In fact, a growing number of credit unions are interested in expanding their product line to include mutual funds.
"By offering these types of services, you're hitting the people you want to," said Tun Wai, chief economist for the National Association of Federal Credit Unions. "Credit unions can attract more savings by offering different services."
Representing 31% of the industry's 65 million members, 10% of the country's 13,000 credit unions now offer mutual funds, according to the Credit Union National Association. That's up from 6% in 1993 and 4% in 1992.
Hard data tracking mutual fund sales by credit unions aren't available, but anecdotal information suggests that rising rates generally slowed sales last year.
The rate hikes took a bite out of CUNA Mutual's Plan America brokerage program, which offers a wide range of funds. Plan America, with about 600 clients, is the largest mutual fund provider for credit unions.
"As most third-party marketers found last year, fund sales were less than what we hoped for," said Joseph Tripalin, vice president of CUNA Brokerage Services.
Plan America mutual funds attracted about $425 million in 1994, down from $470 million in 1993, Mr. Tripalin said. However, he said, credit unions experienced smaller declines than other mutual fund providers.
Mutual fund sales were sluggish for the first quarter of 1995 as well, but Mr. Tripalin predicted that sales will pick up soon. The recent strong performance of the stock market and the apparent downward trend in interest rates are encouraging signs, he said.
Some institutions, such as Los Angeles-based Xerox Federal Credit Union, experienced a boom in sales last year, according to chief executive Kevin Foster-Keddie.
Xerox Federal, which operates its own mutual fund program through a subsidiary, almost doubled its assets under management to $100 million last year, he said. In the first quarter of 1995, the subsidiary has attracted about $39 million.
Charles W. Filson, president of the consulting firm Callahan & Associates, predicted that a venture similar to CUNA Mutual's effort - to create a mutual fund by credit unions for credit unions - would happen in three to five years.
"Sooner or later, credit unions are going to develop a credit union way to deliver funds to members," he said.
The problem with the three mutual funds CUNA Mutual offered to credit union members was with distribution, not the products themselves, sources said. The program was run in conjunction with CUNA and T. Rowe Price.
Rather than pitching the funds face to face, the companies tried a direct marketing approach with the no-load funds they began offering on Jan. 1, 1994. That tactic didn't sit well with relatively conservative credit union members.

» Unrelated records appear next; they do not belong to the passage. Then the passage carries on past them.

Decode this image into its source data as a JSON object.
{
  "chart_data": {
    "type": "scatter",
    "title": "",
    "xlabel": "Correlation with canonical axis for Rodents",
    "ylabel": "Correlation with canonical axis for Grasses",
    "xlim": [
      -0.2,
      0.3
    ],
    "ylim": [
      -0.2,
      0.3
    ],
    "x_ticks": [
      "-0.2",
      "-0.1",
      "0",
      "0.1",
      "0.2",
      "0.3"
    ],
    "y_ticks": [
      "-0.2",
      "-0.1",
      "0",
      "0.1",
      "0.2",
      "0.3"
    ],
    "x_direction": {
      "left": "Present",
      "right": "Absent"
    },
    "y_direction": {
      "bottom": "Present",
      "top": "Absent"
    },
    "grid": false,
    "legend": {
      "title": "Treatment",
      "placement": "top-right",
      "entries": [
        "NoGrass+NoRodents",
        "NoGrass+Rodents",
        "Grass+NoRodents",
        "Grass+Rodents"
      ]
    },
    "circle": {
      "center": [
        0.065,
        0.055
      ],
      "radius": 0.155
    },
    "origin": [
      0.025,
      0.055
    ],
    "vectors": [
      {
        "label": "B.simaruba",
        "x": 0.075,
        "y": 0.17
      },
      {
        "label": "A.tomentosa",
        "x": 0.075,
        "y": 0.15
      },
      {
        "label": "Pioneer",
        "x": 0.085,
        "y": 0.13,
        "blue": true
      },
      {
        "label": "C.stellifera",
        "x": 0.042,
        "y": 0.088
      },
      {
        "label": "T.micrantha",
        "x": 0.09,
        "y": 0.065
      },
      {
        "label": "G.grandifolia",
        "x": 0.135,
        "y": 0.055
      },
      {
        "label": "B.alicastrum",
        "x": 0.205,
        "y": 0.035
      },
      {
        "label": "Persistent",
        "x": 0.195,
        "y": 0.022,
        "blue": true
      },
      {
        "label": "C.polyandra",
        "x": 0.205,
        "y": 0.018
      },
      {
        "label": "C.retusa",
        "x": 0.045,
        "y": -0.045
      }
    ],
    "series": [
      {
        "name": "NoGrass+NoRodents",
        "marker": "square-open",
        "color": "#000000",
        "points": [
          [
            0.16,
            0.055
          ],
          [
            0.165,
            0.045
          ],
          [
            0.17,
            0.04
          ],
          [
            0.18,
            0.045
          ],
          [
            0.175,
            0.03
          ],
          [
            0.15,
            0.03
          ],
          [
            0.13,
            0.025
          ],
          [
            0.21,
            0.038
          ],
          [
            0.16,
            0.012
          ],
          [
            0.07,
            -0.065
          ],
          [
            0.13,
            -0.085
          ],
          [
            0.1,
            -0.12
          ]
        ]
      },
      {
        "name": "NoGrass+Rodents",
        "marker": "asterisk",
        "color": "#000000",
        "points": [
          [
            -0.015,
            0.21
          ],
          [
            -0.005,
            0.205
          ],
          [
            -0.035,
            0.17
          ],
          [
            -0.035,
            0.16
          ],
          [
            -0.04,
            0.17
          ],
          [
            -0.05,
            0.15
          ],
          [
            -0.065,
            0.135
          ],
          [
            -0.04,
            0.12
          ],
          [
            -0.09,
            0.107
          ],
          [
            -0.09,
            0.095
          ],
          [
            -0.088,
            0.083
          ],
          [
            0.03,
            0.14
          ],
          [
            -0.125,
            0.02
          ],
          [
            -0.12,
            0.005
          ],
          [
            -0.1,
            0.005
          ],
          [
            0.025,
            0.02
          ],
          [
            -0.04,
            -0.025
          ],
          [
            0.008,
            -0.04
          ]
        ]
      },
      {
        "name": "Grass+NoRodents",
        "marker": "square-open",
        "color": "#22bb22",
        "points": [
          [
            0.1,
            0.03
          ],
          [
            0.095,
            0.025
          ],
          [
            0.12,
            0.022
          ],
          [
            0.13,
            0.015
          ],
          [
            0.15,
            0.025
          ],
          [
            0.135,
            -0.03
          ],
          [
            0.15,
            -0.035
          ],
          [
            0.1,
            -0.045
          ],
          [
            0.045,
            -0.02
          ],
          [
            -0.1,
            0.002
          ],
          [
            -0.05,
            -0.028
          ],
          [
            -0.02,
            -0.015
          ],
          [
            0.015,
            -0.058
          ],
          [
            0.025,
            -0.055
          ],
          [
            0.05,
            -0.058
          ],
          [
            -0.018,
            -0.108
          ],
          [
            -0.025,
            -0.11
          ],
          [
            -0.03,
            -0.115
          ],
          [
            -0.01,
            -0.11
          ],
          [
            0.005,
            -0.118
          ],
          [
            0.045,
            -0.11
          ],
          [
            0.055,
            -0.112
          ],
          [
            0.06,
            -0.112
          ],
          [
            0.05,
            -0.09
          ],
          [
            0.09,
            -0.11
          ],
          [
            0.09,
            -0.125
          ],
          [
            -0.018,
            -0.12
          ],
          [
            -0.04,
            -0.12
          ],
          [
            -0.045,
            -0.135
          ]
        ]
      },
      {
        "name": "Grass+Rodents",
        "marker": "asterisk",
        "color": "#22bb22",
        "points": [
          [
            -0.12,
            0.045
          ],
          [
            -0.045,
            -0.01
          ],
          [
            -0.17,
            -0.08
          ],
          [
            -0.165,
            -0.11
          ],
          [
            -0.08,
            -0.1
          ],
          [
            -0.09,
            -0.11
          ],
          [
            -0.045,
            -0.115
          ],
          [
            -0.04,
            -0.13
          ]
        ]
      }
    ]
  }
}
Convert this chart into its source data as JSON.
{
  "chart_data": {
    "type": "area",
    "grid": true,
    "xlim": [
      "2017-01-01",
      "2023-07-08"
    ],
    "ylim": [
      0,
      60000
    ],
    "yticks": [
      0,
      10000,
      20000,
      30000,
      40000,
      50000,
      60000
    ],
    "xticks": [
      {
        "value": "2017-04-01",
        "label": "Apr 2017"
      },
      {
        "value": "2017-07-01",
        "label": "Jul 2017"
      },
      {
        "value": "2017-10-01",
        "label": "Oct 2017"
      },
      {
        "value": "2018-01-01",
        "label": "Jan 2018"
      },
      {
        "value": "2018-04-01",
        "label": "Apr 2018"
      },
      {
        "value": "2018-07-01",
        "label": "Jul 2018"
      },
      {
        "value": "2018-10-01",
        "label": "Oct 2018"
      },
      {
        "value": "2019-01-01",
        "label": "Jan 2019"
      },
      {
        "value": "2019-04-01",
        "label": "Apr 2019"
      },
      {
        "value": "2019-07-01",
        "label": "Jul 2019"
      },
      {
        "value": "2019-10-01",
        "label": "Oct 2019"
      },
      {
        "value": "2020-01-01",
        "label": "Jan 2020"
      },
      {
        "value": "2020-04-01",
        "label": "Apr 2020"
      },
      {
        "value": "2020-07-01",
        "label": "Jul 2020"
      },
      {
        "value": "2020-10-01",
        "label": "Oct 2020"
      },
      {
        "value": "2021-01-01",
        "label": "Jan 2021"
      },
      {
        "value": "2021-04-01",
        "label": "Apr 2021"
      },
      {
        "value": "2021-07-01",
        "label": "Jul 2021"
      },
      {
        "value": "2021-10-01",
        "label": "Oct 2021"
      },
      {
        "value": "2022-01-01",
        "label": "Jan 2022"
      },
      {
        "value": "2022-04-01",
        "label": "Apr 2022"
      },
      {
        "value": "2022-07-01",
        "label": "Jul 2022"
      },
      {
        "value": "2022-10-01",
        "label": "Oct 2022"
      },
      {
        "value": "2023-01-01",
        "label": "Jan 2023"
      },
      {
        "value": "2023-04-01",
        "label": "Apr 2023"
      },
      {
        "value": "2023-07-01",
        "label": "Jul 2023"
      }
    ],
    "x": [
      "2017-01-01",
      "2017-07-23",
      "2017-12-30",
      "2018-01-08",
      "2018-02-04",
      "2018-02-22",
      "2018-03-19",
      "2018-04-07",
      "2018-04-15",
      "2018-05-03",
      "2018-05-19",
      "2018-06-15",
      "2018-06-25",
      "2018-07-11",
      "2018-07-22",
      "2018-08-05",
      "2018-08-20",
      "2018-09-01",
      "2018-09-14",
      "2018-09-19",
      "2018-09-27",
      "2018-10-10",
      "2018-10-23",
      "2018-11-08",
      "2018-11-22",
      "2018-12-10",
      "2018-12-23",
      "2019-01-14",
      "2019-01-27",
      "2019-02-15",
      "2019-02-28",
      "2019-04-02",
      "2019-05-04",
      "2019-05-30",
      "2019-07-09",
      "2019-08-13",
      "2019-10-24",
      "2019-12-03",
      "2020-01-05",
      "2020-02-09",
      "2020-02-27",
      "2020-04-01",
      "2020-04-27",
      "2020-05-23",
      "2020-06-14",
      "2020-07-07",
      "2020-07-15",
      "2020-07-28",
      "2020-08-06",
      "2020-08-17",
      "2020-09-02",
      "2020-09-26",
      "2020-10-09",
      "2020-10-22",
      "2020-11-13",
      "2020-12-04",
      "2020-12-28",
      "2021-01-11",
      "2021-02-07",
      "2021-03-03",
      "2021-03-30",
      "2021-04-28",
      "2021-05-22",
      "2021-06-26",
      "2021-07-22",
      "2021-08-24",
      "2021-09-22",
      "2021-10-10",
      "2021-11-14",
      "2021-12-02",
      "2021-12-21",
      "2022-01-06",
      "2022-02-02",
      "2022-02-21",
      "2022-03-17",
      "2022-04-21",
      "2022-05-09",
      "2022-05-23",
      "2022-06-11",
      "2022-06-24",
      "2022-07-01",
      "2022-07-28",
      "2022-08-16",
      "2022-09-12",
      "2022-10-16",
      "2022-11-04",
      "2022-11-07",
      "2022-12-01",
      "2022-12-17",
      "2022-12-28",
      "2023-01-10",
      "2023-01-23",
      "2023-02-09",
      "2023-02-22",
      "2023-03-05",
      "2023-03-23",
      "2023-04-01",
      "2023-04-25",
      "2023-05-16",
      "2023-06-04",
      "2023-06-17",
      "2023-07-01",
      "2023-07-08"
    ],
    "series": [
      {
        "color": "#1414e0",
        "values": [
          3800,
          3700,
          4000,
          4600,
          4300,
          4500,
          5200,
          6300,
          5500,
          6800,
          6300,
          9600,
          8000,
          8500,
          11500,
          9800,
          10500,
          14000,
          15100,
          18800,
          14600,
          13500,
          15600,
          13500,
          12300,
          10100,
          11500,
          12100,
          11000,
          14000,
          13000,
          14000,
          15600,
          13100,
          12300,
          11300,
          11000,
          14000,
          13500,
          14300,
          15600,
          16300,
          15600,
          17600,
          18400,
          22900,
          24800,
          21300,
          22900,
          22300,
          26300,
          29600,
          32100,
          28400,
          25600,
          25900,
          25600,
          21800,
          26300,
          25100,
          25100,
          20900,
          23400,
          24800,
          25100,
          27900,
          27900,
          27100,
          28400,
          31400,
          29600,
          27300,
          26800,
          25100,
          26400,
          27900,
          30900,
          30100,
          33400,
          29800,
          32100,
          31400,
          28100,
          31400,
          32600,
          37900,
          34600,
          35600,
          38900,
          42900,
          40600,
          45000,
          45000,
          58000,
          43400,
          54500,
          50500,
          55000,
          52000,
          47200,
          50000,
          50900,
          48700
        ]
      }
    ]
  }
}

"CUNA Mutual and CUNA thought that they could get over the hurdle (of direct marketing) because of the strong affinity credit union members feel for their institution," said Meredith Callanan, vice president and marketing manager for Baltimore-based T. Rowe Price. "That affinity is very strong when it comes to traditional depository products, but it's not there when you're talking about investments and long-term financial planning."
Most members need a face-to-face transaction to buy mutual funds, she said.